We are unpredictable to him, thought Umbo. The thought made him vaguely happy. He is manipulating us, deceiving us, withholding information from us, precisely because he doesn’t know what we’ll do and he wants us to do some particular thing.

That’s the key to this whole thing. He needs us, and so he has to manipulate us into doing a thing that is so important that it’s more important than telling us the truth. Why doesn’t he just tell us what he wants? Because he doesn’t know if we’ll do it knowingly. Or maybe he’s quite sure we won’t do it knowingly, and so he has to trick us or lead us into a situation where we have no choice but to do what he wants.

The way Rigg got us right up against the Wall.

Only Rigg is a good guy and didn’t think he was manipulating us to do his will.

Or maybe he did manipulate us on purpose, and I don’t really know him at all.

Umbo rocked his head forward and touched his fingers to his forehead. I keep coming back to not liking or trusting Rigg. Maybe that’s what Vadesh wants.

He heard Param coming.
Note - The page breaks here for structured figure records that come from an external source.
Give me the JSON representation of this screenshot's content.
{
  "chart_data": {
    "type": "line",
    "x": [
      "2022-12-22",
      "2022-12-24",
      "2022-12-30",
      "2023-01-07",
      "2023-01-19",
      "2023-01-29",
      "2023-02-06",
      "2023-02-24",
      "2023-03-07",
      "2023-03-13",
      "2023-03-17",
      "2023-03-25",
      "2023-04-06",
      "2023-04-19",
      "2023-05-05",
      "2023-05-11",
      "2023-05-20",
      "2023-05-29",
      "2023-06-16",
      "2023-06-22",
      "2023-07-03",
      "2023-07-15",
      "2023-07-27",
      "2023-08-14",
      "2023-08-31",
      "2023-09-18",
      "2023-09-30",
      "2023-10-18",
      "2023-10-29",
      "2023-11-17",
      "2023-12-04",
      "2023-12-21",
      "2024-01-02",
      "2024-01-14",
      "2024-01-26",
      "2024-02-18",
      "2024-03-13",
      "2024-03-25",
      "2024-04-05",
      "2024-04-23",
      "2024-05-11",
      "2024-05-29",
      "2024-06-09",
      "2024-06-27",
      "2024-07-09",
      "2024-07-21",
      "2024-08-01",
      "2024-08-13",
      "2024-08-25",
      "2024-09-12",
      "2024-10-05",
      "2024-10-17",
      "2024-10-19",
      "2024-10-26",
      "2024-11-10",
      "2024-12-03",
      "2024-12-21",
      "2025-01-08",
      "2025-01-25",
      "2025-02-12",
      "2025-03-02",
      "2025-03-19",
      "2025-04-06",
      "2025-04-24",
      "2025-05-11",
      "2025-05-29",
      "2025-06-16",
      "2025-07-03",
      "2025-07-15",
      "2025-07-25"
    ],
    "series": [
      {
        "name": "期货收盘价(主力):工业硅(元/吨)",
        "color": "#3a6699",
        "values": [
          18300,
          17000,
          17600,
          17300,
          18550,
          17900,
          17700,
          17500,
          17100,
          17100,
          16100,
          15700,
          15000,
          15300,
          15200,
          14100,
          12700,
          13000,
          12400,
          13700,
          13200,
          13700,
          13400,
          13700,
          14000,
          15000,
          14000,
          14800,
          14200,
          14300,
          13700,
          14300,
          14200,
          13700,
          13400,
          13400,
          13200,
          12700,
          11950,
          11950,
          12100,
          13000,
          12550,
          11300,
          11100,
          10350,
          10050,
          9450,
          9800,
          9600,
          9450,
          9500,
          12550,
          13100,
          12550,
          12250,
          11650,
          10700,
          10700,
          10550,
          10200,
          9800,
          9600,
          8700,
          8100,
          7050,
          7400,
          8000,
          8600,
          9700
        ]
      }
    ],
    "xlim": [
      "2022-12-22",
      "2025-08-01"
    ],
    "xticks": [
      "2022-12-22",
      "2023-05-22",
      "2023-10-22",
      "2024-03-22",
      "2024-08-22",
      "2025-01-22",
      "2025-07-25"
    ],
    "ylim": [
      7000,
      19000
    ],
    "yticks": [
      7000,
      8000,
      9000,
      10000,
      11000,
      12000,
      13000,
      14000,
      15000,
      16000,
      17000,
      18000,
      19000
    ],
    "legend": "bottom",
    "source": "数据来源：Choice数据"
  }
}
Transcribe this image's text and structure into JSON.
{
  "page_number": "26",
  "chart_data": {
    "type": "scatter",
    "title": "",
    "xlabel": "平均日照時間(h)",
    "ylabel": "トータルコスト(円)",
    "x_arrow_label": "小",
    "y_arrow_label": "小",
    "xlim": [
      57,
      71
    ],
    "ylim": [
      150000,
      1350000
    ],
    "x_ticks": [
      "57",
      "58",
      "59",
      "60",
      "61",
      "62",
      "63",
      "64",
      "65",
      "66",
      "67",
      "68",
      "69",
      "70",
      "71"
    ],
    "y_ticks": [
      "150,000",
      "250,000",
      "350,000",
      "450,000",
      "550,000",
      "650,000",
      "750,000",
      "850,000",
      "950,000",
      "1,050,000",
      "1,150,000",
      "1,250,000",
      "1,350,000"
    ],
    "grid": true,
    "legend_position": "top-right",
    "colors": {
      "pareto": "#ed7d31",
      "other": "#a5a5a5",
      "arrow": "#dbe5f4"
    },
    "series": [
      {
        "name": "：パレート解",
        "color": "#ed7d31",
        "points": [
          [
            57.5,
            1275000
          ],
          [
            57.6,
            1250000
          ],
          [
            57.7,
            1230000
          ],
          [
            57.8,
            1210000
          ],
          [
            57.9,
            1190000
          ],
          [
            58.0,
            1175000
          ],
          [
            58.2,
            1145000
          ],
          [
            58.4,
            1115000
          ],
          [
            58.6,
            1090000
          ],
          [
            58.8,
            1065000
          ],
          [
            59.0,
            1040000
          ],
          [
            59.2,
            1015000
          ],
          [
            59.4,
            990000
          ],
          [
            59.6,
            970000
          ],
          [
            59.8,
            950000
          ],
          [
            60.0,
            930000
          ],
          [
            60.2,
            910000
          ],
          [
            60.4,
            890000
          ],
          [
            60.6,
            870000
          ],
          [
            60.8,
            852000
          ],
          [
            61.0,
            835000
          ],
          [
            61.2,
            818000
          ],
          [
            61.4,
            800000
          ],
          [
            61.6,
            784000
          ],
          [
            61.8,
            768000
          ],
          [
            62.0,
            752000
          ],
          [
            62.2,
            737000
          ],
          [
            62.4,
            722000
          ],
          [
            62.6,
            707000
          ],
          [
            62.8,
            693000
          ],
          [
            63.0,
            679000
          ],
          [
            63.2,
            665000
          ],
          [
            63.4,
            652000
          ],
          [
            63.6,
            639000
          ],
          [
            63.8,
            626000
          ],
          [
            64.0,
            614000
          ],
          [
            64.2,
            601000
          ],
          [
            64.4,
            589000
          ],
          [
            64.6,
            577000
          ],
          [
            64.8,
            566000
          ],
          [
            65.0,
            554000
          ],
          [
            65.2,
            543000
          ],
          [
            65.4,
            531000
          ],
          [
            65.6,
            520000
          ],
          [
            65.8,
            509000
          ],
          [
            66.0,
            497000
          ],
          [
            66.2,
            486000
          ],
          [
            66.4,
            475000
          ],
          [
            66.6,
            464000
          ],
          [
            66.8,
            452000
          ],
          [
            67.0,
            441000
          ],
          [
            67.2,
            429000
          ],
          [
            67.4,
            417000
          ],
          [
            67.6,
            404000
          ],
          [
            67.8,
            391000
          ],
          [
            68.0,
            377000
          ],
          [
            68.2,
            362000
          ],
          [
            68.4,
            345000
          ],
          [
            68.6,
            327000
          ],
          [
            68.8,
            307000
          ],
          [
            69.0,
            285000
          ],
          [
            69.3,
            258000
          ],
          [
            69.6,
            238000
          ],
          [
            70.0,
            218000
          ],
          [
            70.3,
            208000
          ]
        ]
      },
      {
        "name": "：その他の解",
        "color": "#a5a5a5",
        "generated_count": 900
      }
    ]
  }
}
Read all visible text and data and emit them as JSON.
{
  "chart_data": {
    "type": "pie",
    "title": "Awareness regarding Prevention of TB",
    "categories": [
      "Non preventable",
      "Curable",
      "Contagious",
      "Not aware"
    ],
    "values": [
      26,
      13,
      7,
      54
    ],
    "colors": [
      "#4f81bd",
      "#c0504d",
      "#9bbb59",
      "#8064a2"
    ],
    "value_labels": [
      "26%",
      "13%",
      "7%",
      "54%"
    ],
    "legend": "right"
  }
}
He knew it was her from the lightness of her step. “It’s not your watch yet,” he said. “I only just started.”

She kept coming. “You’ve been walking around for an hour or so,” she said. “If I’m any judge of time.”

“In this group,” said Umbo, “who can trust time to be the same from minute to minute?”

“I couldn’t sleep,” said Param. And then, incredibly, she put her arm through Umbo’s and stood close to him. She was warm. Umbo shivered.

“You’re cold,” she said.

“Not now,” said Umbo. Then he realized that his words might sound like he was being flirty and so he corrected himself. “I mean, I was really cold a while ago when I stepped in a wet place down by the brook—”

“You went down to the water?” she asked, incredulous.

“Not on purpose,” said Umbo. “It was a boggy place—”

“You could have—”

“I wiped down my legs and feet and there was nothing.”

“But he said they were really small in the water—”

How could he argue with her? Why should he try? “If I stepped into a boggy spot and picked up a facemask parasite then it’s done, and I can tell you what it feels like.”

“As it takes over your brain,” said Param.